How would you evaluate what DL Arik Armstead's done, particularly last week, and do you feel like his play has warranted a continued increased role?

"Yeah, I was excited for Arik getting his first sack and really [CB] Ken [Acker] getting his first interception. Those are big moments for guys in the NFL. In terms of Arik's role increasing or decreasing, we've got him a fairly good volume of plays here for a young guy and we've got some depth in the defensive line, so you want to make sure all those guys can play and you've got freshness through the four quarters. But, his role each week could be a little bit different. It could be 20 this week and 30 next week or vice versa. Some of it depends on how much his, again, say in a substituted defense versus something else. Because, those guys have strengths that you play to and bigger groups versus smaller groups."
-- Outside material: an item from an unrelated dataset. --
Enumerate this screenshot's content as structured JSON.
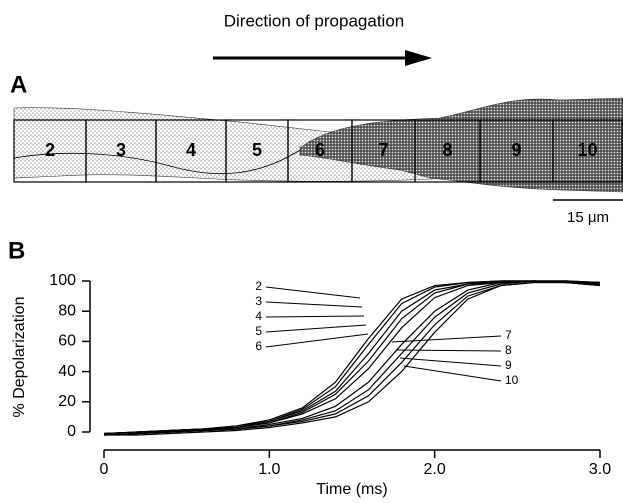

During the game on Sunday, LB NaVorro Bowman looked pretty frustrated, a lot of kind of this. I don't know if it's frustration or a what's going on here type of thing. Obviously, he's very competitive. No one is thrilled about losing like that. But, have you talked to him and got a sense of kind of where he is?
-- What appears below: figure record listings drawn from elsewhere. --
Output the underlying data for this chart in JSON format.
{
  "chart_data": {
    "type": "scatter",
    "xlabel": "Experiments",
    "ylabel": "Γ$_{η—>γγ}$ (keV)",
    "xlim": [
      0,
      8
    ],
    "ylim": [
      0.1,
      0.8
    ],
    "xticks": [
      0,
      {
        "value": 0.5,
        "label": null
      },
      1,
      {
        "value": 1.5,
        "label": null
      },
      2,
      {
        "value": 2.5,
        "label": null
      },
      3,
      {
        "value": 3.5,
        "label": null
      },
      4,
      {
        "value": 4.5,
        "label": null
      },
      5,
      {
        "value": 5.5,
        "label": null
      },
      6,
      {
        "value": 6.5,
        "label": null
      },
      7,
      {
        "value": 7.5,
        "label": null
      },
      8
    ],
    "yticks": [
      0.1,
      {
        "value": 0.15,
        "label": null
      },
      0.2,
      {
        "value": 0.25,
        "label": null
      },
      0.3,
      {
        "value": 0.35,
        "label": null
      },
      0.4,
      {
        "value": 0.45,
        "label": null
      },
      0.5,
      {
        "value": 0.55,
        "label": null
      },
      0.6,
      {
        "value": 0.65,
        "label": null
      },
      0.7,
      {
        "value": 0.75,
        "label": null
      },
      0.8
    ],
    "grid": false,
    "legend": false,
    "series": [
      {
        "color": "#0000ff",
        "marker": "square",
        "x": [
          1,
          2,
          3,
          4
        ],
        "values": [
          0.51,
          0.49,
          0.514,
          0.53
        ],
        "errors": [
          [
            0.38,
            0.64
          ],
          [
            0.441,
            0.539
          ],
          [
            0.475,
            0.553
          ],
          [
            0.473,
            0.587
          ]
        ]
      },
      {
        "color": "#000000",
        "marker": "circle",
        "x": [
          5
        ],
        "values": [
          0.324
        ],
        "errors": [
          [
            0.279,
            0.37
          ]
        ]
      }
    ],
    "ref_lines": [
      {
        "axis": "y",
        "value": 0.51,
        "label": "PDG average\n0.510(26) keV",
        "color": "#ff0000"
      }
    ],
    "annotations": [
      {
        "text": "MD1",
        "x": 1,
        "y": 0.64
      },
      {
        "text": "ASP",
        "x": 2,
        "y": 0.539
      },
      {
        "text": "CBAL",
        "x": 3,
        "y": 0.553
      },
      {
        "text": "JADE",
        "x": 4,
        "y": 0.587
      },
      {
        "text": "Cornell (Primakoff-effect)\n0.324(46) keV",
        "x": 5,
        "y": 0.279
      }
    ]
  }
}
"Well, he wasn't alone in his frustration. Everybody was frustrated. When you get into a situation like that, nobody wants to be in that situation. Nobody works hard all week to be in that situation. Nobody expects to be in that situation. And, the frustration, the value in frustration is what you do with it. The value in frustration is how do you respond to it? How do you channel it? What do you do the next week to make sure the things that happened the previous week don't happen again? And, that's where the energy needs to go. So, whenever you get into that situation, I've talked to guys, not just Bo, but throughout my career and had those conversations. What do you do? What do you do about it? If you don't like what's happening, how do you, start with yourself. What things can you fix? And then, how do you become as positive an influence as you possibly can on the group. And, from leadership, what you're always looking for is it's easy to lead in those moments where everybody is high-fiving you and giving you lots of love. Leaders come, leaders are really revealed in those toughest moments, in the darkest moments when you're not getting any of those things that you work so hard for. That's where true leadership comes up. And, those are conversations that you have with guys, not just like Bo, but everybody because it applies to all of us. We're tested in the dark times. It's easy to do anything when things are going well."

CB Tramaine Brock seems a little slower than a couple years ago. Is he completely healthy?

"Yeah, Tramaine's healthy. I mean, I don't necessarily see that same thing and I haven't timed him in the 40 but--.

How would you evaluate how he's played so far this year, Tramaine?

"I think he's done some really good things. What I've liked about Tramaine is he's worked in the slot, which is totally new for him and he's done, I think he's done well in there and he's really worked it, at working in there as well. It's not an easy, it's like being a slot receiver. The world is totally different because of all the stuff that comes at you. So, I've enjoyed it. I've enjoyed working with him and I think he'll keep getting better as we go as well."